It’s an old expression, but a good one: out of the frying pan, into the fire. Less than two years ago we were told that, after having escaped recession for almost 30 years, the pandemic and our efforts to stop the virus spreading had plunged us into the deepest recession in almost a century.
Only a few months later we were told that, thanks to the massive sums that governments had spent protecting the incomes of workers and businesses during the lockdowns, the economy had “bounced back” from the recession and was growing more strongly than it had been before the pandemic arrived.
No sooner had the rate of unemployment leapt to 7.5 per cent than it began falling rapidly and is now, we learnt a fortnight ago, down to 3.5 per cent – its lowest since 1974.
You little beauty. At last, the economy’s going fine and we can get on with our lives without a care.
But, no. Suddenly, out of nowhere, a new and terrible problem has emerged. The rate of inflation is soaring. It’s sure to have done more soaring when we see the latest figures on Wednesday morning.
So worrying is soaring inflation that the Reserve Bank is having to jack up interest rates as fast as possible to stop the soaring. It’s such a worry, many in the financial markets believe, that it may prove necessary to put interest rates up so high they cause ... a recession.

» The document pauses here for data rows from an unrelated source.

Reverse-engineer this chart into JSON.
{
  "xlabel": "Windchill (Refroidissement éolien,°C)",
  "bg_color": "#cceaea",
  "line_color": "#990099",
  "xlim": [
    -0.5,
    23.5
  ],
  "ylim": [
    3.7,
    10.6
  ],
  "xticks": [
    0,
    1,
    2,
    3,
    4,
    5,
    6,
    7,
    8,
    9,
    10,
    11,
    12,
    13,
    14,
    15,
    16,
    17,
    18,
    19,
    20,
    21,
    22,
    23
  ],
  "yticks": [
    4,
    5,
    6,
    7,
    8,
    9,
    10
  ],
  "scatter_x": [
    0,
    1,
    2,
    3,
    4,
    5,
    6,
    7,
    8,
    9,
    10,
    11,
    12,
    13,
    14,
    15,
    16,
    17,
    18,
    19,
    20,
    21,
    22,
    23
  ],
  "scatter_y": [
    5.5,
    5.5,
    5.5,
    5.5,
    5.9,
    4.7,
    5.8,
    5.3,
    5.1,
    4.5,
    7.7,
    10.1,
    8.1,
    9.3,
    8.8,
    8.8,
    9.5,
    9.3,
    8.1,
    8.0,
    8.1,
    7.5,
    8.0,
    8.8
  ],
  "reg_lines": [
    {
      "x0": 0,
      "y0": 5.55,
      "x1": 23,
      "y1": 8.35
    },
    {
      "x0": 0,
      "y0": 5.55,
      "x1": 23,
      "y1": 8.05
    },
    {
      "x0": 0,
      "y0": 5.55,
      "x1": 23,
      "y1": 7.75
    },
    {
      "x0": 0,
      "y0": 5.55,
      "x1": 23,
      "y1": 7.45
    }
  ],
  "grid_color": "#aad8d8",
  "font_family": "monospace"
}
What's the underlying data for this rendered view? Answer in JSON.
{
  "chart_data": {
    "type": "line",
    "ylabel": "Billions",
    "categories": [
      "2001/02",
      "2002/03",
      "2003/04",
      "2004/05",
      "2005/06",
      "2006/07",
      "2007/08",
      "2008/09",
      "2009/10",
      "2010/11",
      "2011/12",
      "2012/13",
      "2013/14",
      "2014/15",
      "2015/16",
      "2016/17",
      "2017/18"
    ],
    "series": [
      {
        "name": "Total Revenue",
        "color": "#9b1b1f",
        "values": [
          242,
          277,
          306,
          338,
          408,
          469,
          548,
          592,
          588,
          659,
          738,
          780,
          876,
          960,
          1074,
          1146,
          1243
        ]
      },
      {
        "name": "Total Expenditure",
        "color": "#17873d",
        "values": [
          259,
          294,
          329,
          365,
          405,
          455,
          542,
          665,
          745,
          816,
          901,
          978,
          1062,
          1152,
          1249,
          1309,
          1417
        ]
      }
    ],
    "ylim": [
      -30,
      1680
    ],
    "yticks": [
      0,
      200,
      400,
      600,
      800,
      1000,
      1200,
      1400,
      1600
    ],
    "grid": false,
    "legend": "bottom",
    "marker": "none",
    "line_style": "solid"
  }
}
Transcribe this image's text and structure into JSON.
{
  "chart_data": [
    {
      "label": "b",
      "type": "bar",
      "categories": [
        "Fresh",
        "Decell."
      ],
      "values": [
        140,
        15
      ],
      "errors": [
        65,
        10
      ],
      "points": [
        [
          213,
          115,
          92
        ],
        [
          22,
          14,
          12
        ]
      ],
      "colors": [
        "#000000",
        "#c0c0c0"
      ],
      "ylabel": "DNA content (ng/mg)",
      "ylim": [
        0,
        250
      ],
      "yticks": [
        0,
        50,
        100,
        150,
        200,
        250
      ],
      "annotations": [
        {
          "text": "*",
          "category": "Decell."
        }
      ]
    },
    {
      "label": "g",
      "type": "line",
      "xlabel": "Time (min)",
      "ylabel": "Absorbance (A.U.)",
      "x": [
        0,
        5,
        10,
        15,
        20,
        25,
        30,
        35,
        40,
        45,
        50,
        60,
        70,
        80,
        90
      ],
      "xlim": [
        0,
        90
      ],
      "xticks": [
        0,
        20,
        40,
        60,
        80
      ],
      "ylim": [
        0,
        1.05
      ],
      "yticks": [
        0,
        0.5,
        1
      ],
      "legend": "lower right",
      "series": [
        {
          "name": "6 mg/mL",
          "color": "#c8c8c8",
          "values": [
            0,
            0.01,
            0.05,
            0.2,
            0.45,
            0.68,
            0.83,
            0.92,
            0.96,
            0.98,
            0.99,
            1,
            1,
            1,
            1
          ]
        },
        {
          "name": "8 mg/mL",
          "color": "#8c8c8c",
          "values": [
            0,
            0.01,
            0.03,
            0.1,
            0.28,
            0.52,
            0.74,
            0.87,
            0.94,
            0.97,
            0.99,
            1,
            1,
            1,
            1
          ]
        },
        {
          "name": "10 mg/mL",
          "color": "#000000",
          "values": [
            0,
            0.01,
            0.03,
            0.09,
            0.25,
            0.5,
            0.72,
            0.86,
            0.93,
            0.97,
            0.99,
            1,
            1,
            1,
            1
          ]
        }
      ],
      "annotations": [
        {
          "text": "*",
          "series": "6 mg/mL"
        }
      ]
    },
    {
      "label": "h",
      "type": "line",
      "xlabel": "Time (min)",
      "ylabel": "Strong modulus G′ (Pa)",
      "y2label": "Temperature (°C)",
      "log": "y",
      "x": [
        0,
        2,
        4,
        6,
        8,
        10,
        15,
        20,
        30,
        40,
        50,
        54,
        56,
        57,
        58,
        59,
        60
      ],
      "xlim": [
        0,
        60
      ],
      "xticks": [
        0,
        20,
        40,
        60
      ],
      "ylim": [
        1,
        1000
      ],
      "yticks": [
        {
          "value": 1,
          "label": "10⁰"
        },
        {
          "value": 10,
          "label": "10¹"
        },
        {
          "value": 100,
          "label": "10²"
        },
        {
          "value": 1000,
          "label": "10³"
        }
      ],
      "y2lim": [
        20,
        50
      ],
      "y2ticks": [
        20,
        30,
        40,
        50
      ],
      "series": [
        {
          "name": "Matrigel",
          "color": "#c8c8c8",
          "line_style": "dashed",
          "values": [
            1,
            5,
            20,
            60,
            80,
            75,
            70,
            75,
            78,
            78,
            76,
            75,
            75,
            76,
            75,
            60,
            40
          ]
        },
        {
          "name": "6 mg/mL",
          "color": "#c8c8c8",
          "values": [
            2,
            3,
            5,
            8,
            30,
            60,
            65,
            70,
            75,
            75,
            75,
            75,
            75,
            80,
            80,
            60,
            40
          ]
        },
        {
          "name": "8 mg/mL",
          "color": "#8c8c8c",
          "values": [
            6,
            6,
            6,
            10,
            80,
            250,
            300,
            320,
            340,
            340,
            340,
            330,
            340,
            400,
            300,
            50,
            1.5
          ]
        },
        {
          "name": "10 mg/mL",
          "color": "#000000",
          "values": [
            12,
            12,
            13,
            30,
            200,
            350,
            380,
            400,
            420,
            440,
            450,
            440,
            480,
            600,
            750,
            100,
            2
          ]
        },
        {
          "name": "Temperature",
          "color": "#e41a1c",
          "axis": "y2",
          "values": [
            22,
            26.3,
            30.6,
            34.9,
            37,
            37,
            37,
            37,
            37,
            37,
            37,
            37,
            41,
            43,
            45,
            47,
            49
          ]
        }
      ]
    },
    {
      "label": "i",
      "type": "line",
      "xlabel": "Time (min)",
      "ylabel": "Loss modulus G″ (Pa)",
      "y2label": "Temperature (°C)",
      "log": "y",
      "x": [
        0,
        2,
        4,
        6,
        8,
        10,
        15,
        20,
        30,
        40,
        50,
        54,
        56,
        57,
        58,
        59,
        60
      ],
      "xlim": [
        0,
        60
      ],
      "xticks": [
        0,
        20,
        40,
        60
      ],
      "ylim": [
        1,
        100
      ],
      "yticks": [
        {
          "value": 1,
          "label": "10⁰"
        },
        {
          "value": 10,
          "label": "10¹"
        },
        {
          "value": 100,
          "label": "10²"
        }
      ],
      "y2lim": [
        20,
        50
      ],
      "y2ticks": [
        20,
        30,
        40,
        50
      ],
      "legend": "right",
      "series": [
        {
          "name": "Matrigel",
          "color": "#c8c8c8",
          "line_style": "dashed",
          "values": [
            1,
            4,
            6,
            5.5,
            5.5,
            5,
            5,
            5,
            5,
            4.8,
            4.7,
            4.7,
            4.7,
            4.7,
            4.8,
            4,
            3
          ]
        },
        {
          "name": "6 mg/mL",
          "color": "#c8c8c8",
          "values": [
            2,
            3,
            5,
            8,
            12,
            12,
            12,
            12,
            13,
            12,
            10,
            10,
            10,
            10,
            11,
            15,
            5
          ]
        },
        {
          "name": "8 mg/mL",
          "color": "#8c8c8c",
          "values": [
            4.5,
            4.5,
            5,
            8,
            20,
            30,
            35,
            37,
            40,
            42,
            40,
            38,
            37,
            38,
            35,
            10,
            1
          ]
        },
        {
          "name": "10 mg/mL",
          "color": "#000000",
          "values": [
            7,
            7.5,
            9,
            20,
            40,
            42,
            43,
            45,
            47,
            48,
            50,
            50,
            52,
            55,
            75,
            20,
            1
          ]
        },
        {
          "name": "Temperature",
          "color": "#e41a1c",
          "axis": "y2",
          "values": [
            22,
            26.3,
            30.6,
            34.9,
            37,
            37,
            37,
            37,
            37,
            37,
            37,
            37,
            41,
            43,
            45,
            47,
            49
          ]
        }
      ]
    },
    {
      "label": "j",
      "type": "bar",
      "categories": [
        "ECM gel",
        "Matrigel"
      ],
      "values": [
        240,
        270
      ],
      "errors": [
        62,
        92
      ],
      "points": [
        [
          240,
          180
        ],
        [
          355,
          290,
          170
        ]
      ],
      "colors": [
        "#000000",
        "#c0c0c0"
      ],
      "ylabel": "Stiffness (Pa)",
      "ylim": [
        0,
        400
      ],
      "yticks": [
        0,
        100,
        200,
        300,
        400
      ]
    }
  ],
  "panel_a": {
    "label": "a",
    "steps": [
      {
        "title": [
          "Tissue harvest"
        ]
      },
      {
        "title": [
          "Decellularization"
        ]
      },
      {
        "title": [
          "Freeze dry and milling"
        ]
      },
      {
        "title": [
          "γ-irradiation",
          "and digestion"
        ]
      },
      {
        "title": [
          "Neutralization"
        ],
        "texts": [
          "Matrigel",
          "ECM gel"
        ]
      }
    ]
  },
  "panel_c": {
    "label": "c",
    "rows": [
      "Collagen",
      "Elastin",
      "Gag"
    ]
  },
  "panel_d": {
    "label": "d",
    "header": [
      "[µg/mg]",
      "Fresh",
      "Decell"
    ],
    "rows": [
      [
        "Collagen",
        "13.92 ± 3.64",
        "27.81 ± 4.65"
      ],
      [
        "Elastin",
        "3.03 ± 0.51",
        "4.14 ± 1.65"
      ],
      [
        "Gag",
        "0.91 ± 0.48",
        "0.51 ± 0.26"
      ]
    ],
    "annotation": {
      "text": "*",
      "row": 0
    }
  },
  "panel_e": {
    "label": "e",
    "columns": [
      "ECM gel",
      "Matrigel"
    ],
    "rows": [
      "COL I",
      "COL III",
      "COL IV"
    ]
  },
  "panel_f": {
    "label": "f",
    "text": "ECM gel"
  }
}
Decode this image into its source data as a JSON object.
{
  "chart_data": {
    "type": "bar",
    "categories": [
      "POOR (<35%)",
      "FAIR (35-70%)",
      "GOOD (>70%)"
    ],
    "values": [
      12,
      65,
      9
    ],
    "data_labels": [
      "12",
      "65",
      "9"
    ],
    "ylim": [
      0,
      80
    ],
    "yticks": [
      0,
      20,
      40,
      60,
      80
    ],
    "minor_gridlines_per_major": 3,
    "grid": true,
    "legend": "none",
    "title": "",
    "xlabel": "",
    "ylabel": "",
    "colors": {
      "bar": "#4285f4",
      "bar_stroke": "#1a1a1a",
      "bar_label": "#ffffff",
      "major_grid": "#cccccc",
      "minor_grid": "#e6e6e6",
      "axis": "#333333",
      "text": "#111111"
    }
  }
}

Really? No, not really. There’s much talk of recession – and this week we’re likely to hear claims that the US has entered it – but if we go into recession just a few years after the last one, it will be because the Reserve Bank has been panicked into hitting the interest-rate brakes far harder than warranted.
As you know, since the mid-1990s the power to influence interest rates has shifted from the elected politicians to the unelected econocrats at our central bank. A convention has been established that government ministers must never comment on what the Reserve should or shouldn’t be doing about interest rates.
So last week Anthony Albanese, still on his PM’s P-plates, got into trouble for saying the Reserve’s bosses “need to be careful that they don’t overreach”.
Well, he shouldn’t be saying it, but there’s nothing to stop me saying it – because it needs to be said. The Reserve is under huge pressure from the financial markets to keep jacking up rates, but it must hold its nerve and do no more than necessary.
It’s important to understand that prices have risen a lot in all the advanced economies. They’ve risen not primarily for the usual reason – because economies have been “overheating”, with the demand for goods and services overtaking businesses’ ability to supply them – but for the less common reason that the pandemic has led to bottlenecks and other disruptions to supply.
To this main, pandemic problem has been added the effect of Russia’s invasion of Ukraine on oil and gas, and wheat and other foodstuffs.
The point is that these are essentially once-off price rises. Prices won’t keep rising for these reasons and, eventually, the supply disruptions will be solved and the Ukraine attack will end. Locally, the supply of meat and vegetables will get back to normal – until the next drought and flooding.
Increasing interest rates – which all the rich countries’ central banks are doing – can do nothing to end supply disruptions caused by the pandemic, end the Ukraine war or stop climate change.
All higher rates can do is reduce households’ ability to spend – particularly those households with big, recently acquired mortgages, and those facing higher rent.
The Reserve keeps reminding us that – because most of us were able to keep working, but not spending as much, during the lockdowns – households now have an extra $260 billion in bank accounts. But much of this is in mortgage redraw and offset accounts, and will be rapidly eaten up by higher interest rates.
Of course, the higher prices we’re paying for petrol, electricity, gas and food will themselves reduce our ability to spend on other things, independent of what’s happening to interest rates. It would be a different matter if we were all getting wage rises big enough to cover those price rises, but it’s clear we won’t be.
The main part of the inflation problem that's of our own making is the rise in the prices of newly built homes and building materials. This was caused by the combination of lower interest rates and special grants to home buyers hugely overstretching the housing industry. But higher interest rates and falling house prices will end that.
So, while it’s true we do need to get the official interest rate up from its lockdown emergency level of virtually zero to “more normal levels” of “at least 2.5 per cent”, it’s equally clear we don’t need to go any higher to ensure the inflation rate eventually falls back to the Reserve’s 2 to 3 per cent target range.